Reading the seasoned pastoral wisdom of Eugene Peterson is for weary pastors like drinking ice cold water after running a marathon in the desert heat. I found this excerpt at the iMonk. Drink deeply, my friends!
. . . Do we do it in Jesus’ way or do we do it the Wal-Mart way? Spirituality is not about ends or benefits or things; it’s about means. It’s about how you do this. How do you live in reality?
So, how do you help all these people? The needs are huge. Well, you do it the way Jesus did it. You do it one at a time. You can’t do gospel work, kingdom work in an impersonal way.
We live in the Trinity. Everything we do has to be in the context of the Trinity, which means personally, relationally.
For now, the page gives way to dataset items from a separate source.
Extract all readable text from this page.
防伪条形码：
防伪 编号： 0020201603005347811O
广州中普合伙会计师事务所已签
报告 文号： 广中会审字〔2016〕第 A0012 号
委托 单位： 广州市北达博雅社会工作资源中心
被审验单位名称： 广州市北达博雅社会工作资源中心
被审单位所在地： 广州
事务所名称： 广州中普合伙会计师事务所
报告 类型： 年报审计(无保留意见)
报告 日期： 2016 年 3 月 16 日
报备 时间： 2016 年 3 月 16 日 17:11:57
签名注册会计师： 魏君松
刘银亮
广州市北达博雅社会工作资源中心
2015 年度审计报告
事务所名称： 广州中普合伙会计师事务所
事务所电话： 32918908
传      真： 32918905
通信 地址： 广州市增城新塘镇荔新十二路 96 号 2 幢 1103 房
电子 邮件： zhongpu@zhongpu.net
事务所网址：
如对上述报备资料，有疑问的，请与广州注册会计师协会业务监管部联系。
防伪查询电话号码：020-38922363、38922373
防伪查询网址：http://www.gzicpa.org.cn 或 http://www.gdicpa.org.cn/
The minute you start doing things impersonally, functionally, mass oriented, you deny the gospel. Yet that’s all we do.
Jesus is the Truth and the Life, but first he’s the Way. We can’t do Jesus’ work in the Devil’s way.
I get exercised about this because many pastors are getting castrated by these methodologies, which are impersonal. There’s no relationship to them. And so they become performance oriented and successful. It’s pretty easy in our culture, at least if you’re tall and have a big smile. And they lose their soul. There’s nothing to them after 20 years. Or they crash. They try all this stuff and it doesn’t work, and they quit, or quit and start doing something else. Probably 90 percent of the affairs that pastors have are not due to lust, but boredom with not having this romantic kind of life they thought they’d get.
. . . One test I think is this: Am I working out of the Jesus story, the Jesus methods, the Jesus way? Am I sacrificing relationship, personal attention, personal relationship for a shortcut, a program so I can get stuff done? You can’t do Jesus’ work in a non-Jesus way and get by with it—although you can be very “successful.”
One thing that I think is characteristic of me is I stay local. I’m rooted in a pastoral life, which is an ordinary life. So while all this glitter and image of spirituality is going around, I feel quite indifferent to it, to tell you the truth. And I’m somewhat suspicious of it because it seems to be uprooted, not grounded in local conditions, which are the only conditions in which you can live a Christian life.